Yesterday I was out on my bike for another 60-miler. I travelled east to Linlithgow, birthplace of that old pub quiz favourite, Mary Queen of Scots. Averaged 14.7 mph on the way out! Although I had been lounging about the flat for the previous three days, and there was very little wind. Two miles before arriving home my average had reduced to 13.9, so of course I manically pedalled the last bit to get it up to 14. There were some showers and it was cold.

Glasgow and Edinburgh are the two largest cities in Scotland and less than 50 miles apart, yet the bit inbetween is a kind of “land that time forgot” wasteland. There are all these ex-mining villages and dreary towns, that no one ever goes to except for the people who live there and oddballs like me, who are drawn to depressing places. The countryside is sometimes surprisingly attractive, in a gentle, subtle way and there are some crumbly old farmhouses, but by and large it’s a disconsolate part of the country. So, today I whizzed through the nasty towns of Coatbridge and Airdrie (it’s OK, people who live in these places would never read something like this).
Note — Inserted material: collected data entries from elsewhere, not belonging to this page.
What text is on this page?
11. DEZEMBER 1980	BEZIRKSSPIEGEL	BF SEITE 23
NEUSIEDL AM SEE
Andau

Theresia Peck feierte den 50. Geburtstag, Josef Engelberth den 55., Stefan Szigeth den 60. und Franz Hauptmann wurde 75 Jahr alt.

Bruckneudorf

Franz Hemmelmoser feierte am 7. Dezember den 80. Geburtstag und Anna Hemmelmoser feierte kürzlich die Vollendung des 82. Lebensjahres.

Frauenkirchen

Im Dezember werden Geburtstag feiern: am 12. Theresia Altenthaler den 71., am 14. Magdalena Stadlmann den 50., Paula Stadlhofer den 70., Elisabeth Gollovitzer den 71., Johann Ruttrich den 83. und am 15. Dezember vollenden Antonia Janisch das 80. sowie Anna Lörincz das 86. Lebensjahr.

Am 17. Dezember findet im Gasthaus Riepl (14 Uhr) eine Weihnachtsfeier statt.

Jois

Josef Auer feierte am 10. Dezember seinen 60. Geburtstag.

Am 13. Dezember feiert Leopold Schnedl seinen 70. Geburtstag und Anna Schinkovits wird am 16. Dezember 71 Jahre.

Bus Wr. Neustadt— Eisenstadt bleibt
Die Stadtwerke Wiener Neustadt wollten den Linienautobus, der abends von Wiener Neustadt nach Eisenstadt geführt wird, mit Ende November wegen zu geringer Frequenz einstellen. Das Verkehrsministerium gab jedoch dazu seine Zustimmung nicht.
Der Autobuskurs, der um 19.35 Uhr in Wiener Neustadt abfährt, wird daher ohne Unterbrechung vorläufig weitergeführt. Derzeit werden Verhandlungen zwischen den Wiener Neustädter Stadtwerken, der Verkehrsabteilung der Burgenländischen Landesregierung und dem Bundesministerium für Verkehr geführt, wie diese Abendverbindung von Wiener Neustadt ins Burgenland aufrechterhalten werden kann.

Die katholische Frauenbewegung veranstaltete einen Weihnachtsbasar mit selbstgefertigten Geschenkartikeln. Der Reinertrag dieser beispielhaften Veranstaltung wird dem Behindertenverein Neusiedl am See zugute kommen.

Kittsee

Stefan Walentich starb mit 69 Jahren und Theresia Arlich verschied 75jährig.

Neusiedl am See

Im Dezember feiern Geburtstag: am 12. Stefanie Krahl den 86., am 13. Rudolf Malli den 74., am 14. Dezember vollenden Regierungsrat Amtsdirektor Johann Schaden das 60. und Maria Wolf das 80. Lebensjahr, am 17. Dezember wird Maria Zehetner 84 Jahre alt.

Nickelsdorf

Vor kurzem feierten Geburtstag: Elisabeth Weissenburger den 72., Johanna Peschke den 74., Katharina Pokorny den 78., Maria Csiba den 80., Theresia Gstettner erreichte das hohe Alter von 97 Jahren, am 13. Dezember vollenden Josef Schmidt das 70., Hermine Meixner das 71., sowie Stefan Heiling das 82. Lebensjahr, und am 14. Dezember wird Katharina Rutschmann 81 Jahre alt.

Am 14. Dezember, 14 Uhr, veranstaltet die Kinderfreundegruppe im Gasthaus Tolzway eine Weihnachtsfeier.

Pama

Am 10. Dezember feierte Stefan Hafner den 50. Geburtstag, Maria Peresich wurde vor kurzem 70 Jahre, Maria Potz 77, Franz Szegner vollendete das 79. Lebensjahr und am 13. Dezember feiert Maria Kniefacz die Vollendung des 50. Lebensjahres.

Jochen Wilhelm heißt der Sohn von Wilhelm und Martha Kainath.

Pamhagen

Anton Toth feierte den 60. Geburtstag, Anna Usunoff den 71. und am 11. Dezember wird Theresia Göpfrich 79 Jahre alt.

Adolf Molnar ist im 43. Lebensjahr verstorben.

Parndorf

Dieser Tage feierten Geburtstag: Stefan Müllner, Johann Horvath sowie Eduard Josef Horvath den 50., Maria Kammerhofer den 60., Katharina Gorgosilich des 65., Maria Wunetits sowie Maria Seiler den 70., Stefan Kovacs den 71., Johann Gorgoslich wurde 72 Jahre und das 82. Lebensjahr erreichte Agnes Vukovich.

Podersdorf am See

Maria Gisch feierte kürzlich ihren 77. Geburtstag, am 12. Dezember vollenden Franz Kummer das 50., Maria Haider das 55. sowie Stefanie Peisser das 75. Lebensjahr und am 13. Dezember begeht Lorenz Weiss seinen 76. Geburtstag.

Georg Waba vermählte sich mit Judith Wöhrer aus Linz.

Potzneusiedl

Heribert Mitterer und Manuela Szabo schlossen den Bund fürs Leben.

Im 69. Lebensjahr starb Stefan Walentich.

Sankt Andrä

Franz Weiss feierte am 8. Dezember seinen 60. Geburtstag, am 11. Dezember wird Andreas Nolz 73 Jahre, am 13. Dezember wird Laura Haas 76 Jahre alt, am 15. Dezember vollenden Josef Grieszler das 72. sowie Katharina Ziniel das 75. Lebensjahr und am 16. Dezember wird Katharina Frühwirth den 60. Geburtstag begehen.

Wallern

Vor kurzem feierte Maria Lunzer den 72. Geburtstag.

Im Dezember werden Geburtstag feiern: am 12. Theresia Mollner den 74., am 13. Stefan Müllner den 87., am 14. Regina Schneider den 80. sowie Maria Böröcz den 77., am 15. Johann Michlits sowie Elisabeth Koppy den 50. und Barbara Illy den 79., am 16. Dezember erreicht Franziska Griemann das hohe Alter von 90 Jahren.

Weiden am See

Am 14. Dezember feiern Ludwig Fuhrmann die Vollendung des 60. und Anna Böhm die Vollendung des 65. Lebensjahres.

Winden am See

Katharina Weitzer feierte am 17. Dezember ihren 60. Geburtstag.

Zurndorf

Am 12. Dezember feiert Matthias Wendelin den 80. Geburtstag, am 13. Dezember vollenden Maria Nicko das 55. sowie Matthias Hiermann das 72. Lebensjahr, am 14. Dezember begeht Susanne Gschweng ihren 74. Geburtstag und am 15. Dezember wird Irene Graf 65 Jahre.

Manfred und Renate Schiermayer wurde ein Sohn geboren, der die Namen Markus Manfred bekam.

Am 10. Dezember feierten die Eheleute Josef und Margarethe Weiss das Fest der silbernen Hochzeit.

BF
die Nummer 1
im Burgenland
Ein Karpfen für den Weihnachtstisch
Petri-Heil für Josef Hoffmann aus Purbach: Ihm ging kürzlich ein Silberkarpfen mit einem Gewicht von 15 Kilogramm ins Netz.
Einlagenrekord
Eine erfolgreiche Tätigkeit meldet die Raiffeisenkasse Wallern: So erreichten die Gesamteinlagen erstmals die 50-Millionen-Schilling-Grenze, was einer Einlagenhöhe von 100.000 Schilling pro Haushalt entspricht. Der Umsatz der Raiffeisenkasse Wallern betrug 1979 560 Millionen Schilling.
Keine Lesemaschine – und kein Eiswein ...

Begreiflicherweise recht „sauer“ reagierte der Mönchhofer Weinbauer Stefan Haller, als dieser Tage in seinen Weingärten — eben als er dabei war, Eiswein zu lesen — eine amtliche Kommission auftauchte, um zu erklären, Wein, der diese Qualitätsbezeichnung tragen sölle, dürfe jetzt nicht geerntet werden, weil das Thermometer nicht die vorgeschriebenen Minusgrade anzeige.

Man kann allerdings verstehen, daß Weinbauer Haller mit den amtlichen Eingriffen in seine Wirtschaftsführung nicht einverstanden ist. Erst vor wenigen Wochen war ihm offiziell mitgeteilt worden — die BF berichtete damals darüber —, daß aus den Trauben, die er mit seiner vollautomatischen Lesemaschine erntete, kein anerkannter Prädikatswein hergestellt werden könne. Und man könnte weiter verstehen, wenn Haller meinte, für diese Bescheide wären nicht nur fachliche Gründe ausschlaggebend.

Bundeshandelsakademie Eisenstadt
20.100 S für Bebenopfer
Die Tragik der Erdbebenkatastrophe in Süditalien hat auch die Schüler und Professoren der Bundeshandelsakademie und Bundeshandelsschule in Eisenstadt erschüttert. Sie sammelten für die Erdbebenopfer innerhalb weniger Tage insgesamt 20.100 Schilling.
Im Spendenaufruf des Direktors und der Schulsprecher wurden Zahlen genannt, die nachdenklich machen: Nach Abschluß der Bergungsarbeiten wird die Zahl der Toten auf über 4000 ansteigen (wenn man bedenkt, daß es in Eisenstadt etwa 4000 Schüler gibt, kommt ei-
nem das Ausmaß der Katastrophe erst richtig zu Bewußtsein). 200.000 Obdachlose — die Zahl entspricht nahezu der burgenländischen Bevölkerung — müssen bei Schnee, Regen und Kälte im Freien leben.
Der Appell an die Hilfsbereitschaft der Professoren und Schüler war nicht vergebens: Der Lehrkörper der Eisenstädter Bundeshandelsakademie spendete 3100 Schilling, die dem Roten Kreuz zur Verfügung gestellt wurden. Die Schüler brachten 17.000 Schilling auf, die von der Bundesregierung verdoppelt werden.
Then through the villages of Stand, Greengairs, Slamannan, Avonbridge and Standburn. All desperate, with two lines of featureless, grey houses edging the road. No thought has gone into the layout or look of these villages and no one cares. The High Streets in the towns are full of fast-food joints, pubs, off-licences and bookies. Most of the adults are fat, and smoking as I pass them. Teenage girls walk about playing tinny music on their mobile phones, identically-groomed teenage boys wear shellsuits and fearsome expressions. Here individuality is verboten. One youth on a bike rode straight at me, to impress his friends. A dog also attacked me; a yappy black monstrosity raced after me and bit my ankle!

Standburn is the saddest of the lot. All the houses are plain until you come to this one huge nouveau riche affair, with its purposeless white pillars. Unlike the other houses it is surrounded by a fence and also features a triple garage. My belief is that it’s owned by a local lad made good, who rather than move somewhere nice, had this vast pile erected to rub the neighbours’ noses in his tasteless new money.
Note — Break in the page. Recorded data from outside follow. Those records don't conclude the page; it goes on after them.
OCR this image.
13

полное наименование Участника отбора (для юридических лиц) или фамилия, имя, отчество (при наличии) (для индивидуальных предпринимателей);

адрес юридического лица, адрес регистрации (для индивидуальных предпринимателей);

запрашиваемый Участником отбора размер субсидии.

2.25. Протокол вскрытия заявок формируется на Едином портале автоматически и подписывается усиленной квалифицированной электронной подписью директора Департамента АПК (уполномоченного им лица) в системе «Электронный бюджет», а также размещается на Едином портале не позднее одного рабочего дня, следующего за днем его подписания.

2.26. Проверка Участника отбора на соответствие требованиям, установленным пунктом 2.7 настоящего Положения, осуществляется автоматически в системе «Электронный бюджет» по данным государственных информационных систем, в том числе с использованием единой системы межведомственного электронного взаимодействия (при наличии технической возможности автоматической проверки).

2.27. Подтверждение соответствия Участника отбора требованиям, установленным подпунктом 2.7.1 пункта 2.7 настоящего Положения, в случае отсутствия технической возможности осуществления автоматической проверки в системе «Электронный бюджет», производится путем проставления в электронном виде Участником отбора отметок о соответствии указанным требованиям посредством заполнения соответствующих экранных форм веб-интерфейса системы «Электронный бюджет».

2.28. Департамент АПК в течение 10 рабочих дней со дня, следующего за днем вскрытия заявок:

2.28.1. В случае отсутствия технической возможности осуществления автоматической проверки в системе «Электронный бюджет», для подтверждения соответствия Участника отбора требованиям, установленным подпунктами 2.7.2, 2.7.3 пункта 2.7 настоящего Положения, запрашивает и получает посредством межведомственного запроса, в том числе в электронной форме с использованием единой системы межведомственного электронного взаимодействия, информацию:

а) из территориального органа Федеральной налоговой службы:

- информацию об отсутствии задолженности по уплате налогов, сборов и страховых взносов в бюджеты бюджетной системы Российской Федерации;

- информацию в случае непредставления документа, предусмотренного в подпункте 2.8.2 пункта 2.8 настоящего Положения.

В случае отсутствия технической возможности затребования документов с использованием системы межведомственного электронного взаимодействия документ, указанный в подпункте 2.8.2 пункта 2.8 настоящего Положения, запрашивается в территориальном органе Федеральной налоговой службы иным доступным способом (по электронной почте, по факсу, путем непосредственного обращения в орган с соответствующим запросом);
There’s a wind turbine near Airdrie that takes your breath away, because unusually it’s right by the road, so you can truly appreciate the scale and seems straight out of science fiction. In Linlithgow there’s a pub called The Black Bitch, which is nothing whatsoever to do with black people or women, but a dog - that appears on the town’s coat of arms. People born here are also known as black bitches and apparently proud of the fact.

1 comment:

Yoleen said...

You'll see a lot of the nouveau riche stuff here in Bend, Oregon on your way through, but not at my house! I think you'll enjoy your ride through Eastern Oregon, because there are lots of desolate wide open spaces. I like the drive from here to Burns. Most people don't, though.